The fund wrote down the value of its Russian holdings at the onset of the Ukraine war, and its board believes the enormous premium stems from "the uncertainty of what value if any should be attributed to the Russian assets". Such value is not at all guaranteed, but the pricing suggests some investors are optimistic on this front.
Income, income, income
If we look at other premiums there’s a faint echo of what happened with infrastructure trusts a few years ago, with investors paying up for what they regard as reliable income.
Leading dividend hero City of London Ord (LSE:CTY) tends to have a small premium, even if its yield isn’t the biggest, while higher-yielding Aberdeen Equity Income Trust (LSE:AEI) is similar (if not in the table, which offers a top 10 of sorts).
Turning to another market Henderson Far East Income Ord (LSE:HFEL), which comes with a fat yield, sits on a 4.6% premium.
And to go more niche we see lots of debt funds, including CQS New City High Yield Ord (LSE:NCYF), TwentyFour Income Ord (LSE:TFIF), M&G Credit Income Investment Ord (LSE:MGCI) and Invesco Bond Income Plus Ord (LSE:BIPS), on premiums.
| Some of the biggest trust premiums | |||
| Trust | AIC sector | Premium (%) | Dividend yield (%) |
| JPMorgan Emerg EMEA Sec Plc (LSE:JEMA) | Global Emerging Markets | 246.5 | 0.2 |
| 3i Group Ord (LSE:III) | Private Equity | 15.7 | 2.2 |
| Seraphim Space Investment Trust Ord (LSE:SSIT) | Growth Capital | 14.6 | 0 |
| CQS New City High Yield Ord (LSE:NCYF) | Debt - Loans & Bonds | 6.3 | 8.9 |
| Henderson Far East Income Ord (LSE:HFEL) | Asia Pacific Equity Income | 4.6 | 9.8 |
| Rockwood Strategic Ord (LSE:RKW) | UK Smaller Companies | 2.4 | 0 |
| Onward Opportunities Ltd (LSE:ONWD) | UK Smaller Companies | 2.3 | 0 |
| TwentyFour Income Ord (LSE:TFIF) | Debt - Structured Finance | 2.3 | 9.8 |
| Ashoka WhiteOak Emerging Markets Ord (LSE:AWEM) | Global Emerging Markets | 2.1 | 0 |
| City of London Ord (LSE:CTY) | UK Equity Income | 1.9 | 3.9 |
| Source: AIC, 23/01/2026 | |||
A problem here is that, like any investment, the funds mentioned above of course have potential weaknesses.

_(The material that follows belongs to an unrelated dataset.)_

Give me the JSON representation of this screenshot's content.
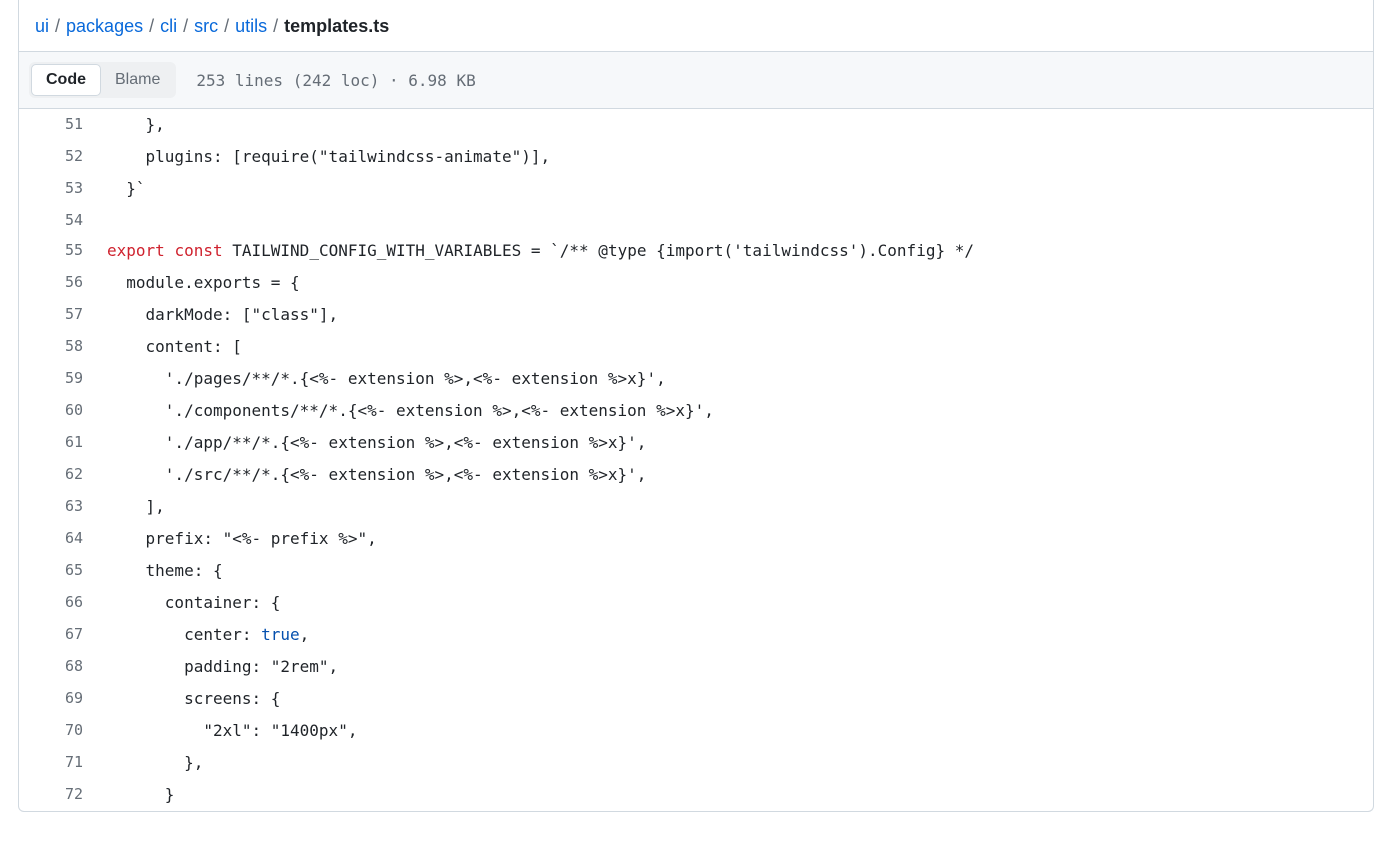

The debt funds can be complex and focused on quite esoteric assets, and could run into idiosyncratic risks of their own.
Names like City of London could certainly suffer if the UK market falls back out of favour, while Henderson Far East Income already poses a headache to investors via some slightly underwhelming total returns.
The good news is that in most cases the premiums on show are modest enough.
But investors could still weigh up alternatives with a less demanding price tag. Plenty of funds have captured the resurgence of the UK market, while a good number are as focused on steady income payments as names like City of London.
The table shows that investors are also paying up for outright strong performance and distinctive investment approaches, be it in emerging markets or UK smaller companies.
The question, again, is whether funds are doing something different enough to warrant such a valuation.